In response to a special interrogatory as to whether Dr. Collinson's chiropractic charges for the plaintiffs were reasonable and necessary, the jury answered in the negative. Based thereon, the court entered judgment for the insurer.
Plaintiffs contend that the court erred in permitting Dr. Waldron, a medical doctor not qualified in the field of chiropractic, to testify that chiropractic treatments were not reasonable or necessary for these plaintiffs. In support of that contention, they cite cases such as Klimkiewicz v. Karnick, 150 Colo. 267, 372 P.2d 736 (1962), Spears Free Clinic & Hospital v. Maier, 128 Colo. 263, 261 P.2d 489 (1953), and Caro v. Bumpus, 30 Colo.App. 144, 491 P.2d 606 (1971), which hold that in malpractice actions a practitioner of one school of medicine is, in general, not competent to testify as an expert against a practitioner of another school of medicine.
However, the issue in this case was not whether, based on the standard of care and degree of skill customarily observed by practitioners of chiropractic, Dr. Collinson was guilty of malpractice or had been negligent in the treatment administered. Rather, the issue was whether the chiropractic services furnished were "reasonable and necessary," and therefore had to be paid for by the insurer. This was a fact question to be resolved by the jury. Any evidence which aided the jury in deciding that question was proper. The plaintiffs' contention goes only to the witness' credibility.
As stated in Spears Free Clinic & Hospital v.
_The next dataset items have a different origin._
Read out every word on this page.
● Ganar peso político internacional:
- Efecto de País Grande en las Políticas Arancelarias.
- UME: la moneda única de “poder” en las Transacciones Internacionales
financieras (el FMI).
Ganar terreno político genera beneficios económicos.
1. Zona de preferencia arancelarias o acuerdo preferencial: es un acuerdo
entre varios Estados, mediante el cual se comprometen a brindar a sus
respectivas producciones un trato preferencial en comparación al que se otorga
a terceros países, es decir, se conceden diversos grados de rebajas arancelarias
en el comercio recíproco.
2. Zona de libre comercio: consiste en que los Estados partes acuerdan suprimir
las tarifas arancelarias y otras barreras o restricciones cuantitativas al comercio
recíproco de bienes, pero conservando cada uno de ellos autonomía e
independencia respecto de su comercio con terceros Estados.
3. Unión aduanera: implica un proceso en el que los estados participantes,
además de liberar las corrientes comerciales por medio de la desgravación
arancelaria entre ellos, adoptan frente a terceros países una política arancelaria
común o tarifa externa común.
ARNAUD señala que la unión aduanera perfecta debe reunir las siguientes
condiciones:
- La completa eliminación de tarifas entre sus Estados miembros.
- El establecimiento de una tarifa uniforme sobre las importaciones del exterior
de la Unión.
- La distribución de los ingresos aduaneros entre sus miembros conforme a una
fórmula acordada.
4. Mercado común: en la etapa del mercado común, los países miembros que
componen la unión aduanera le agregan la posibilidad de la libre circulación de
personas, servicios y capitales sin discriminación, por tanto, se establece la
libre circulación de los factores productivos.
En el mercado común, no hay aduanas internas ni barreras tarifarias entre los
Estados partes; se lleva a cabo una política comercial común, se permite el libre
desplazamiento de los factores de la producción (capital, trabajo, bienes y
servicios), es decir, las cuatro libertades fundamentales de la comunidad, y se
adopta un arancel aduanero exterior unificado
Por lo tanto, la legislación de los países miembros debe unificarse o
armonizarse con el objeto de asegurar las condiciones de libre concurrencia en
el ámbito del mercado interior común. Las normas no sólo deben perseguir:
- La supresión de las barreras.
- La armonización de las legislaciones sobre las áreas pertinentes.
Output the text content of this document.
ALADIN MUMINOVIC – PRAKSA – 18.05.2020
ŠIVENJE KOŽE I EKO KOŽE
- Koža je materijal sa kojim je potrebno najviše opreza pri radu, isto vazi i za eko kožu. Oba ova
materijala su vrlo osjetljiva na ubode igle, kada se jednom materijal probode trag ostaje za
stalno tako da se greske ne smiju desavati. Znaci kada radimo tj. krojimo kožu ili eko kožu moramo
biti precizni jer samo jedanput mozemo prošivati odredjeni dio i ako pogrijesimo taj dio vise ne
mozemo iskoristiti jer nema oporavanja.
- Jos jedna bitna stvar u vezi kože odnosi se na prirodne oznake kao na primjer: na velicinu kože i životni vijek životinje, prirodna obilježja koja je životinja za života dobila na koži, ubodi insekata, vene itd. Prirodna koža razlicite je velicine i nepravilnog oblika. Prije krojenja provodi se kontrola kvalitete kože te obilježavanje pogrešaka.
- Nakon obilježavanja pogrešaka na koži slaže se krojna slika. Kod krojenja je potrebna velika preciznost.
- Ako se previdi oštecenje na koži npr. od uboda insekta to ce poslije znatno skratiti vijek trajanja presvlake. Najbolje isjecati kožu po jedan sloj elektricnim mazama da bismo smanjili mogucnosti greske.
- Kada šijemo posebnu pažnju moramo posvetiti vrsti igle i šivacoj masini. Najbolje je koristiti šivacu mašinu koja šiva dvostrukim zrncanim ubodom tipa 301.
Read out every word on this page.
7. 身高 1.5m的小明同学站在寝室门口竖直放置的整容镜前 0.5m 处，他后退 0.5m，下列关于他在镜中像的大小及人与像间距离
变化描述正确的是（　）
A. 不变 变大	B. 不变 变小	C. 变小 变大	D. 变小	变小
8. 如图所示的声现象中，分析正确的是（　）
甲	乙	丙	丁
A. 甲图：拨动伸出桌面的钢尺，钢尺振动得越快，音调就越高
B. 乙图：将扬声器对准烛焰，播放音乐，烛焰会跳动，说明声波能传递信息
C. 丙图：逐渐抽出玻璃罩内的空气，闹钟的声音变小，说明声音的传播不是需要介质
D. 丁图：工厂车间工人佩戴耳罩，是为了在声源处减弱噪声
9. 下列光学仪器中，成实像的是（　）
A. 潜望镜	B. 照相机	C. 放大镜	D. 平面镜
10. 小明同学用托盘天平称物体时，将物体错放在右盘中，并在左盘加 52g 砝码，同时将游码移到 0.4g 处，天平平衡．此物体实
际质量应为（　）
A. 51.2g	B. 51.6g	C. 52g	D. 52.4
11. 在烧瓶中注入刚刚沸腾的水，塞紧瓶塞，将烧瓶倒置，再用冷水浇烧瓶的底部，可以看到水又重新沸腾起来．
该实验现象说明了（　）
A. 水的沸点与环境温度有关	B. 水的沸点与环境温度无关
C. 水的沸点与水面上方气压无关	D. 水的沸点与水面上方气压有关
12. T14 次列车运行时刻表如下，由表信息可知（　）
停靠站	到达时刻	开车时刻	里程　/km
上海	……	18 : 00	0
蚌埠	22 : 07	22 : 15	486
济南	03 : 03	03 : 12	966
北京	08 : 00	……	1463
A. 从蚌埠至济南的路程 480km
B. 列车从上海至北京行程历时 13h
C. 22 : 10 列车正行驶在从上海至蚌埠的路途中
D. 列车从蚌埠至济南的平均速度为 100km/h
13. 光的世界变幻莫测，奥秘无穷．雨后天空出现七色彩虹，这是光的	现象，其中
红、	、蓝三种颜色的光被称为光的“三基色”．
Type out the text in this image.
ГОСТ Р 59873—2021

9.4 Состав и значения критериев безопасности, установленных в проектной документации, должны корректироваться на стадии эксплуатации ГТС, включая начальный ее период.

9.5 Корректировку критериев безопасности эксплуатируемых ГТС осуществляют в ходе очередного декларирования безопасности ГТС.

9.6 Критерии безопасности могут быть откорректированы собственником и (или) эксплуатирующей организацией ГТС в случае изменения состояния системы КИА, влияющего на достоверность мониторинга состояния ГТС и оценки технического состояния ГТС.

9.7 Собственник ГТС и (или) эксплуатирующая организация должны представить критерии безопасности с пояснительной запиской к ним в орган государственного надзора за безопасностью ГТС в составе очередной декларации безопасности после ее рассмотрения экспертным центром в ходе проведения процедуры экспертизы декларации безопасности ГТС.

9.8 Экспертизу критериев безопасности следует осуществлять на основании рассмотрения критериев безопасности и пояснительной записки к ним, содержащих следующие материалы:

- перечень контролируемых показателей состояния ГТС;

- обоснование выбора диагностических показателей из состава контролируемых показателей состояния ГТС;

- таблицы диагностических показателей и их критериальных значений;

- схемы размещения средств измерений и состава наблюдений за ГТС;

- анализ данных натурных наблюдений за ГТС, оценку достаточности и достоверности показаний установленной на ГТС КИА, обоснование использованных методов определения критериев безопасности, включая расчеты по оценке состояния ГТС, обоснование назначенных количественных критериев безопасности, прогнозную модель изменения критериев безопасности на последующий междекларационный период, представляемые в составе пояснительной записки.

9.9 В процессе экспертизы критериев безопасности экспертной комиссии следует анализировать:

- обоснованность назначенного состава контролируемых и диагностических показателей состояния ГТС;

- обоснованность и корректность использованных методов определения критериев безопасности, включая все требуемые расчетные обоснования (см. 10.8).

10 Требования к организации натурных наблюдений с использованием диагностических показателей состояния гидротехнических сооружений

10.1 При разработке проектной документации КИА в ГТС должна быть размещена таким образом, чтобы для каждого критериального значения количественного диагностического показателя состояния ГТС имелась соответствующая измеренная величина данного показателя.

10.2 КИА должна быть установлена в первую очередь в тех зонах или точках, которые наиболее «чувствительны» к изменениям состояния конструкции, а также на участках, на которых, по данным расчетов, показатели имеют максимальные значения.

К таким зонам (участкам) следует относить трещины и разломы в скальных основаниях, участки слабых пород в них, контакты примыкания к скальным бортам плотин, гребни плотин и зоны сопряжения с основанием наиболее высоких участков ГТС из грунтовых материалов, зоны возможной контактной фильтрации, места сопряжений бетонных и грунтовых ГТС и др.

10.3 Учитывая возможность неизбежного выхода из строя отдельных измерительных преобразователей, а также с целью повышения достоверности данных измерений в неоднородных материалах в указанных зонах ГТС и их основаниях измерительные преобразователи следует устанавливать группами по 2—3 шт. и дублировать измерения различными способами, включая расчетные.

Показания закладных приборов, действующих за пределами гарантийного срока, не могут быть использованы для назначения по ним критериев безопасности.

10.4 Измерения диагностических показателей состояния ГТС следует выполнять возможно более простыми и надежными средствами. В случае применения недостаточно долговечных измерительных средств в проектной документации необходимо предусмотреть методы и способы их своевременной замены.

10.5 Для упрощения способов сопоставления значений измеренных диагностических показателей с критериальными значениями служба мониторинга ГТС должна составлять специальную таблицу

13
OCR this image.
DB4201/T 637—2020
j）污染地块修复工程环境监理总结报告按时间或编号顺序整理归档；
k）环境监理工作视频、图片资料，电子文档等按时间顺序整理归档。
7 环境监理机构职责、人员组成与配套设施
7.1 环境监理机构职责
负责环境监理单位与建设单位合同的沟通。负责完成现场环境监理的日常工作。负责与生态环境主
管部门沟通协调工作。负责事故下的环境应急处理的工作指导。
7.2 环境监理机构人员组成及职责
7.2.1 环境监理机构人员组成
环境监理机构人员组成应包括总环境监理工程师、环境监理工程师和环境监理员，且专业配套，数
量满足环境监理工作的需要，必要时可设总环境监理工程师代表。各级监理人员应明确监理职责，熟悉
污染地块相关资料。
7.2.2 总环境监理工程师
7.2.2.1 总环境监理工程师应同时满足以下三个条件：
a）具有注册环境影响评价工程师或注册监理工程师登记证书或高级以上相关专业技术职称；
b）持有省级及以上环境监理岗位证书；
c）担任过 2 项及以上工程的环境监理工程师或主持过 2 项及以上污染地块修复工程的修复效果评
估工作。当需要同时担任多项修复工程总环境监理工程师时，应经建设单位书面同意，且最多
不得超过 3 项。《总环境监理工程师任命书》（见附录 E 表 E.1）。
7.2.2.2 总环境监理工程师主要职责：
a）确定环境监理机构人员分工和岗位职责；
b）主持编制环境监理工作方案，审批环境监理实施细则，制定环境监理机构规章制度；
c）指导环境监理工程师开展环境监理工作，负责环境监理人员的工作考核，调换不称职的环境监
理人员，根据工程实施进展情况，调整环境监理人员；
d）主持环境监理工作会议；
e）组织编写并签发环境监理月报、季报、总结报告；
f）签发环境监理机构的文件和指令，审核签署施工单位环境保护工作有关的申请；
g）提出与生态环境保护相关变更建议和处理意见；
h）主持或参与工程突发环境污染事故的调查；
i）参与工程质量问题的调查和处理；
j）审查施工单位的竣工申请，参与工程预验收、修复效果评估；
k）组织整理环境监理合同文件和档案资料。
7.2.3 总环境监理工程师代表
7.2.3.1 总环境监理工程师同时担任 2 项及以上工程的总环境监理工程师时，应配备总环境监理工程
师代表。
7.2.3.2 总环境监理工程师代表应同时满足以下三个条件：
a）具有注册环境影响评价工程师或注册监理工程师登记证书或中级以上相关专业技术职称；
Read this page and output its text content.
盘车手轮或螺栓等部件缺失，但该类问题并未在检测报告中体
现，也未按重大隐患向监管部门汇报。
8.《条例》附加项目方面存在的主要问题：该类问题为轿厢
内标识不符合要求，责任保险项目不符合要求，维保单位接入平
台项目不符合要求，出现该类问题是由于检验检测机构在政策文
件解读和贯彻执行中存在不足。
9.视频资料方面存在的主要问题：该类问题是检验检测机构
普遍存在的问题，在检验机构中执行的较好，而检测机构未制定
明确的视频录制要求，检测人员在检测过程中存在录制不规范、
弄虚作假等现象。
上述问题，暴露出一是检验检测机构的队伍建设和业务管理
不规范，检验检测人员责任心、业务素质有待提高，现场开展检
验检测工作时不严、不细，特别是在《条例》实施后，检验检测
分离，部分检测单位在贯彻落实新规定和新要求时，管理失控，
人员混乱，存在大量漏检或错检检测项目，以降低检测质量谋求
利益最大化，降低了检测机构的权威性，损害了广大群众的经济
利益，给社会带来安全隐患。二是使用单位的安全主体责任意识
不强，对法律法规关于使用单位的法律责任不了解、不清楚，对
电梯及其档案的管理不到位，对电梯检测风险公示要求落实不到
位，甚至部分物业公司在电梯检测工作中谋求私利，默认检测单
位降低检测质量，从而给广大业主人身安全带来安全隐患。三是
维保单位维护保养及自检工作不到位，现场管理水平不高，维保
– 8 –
Maier, supra, where the issue was whether the chiropractic hospital had been guilty of "criminal negligence":"A doctor of medicine is not ipso facto an incompetent witness as to any fact simply because the case involves compliance with the standards of chiropractic . . . . The question involved is not that of the competency of the witness, but that of the competency of the evidence sought to be introduced through him."
As an expert in orthopedic surgery, Dr. Waldron was competent to testify and his testimony was properly admitted as to the effect of specific acts performed upon these plaintiffs in view of their degenerative arthritis condition.
The jury and the court having found, upon competent testimony, that the expenses for the chiropractic service were not reasonable and necessary to the recovery of the patient, we are bound by that finding on appeal. Vigil v. Pine, 176 Colo. 384, 490 P.2d 934 (1971).
SILVERSTEIN, C. J., and PIERCE, J., concur.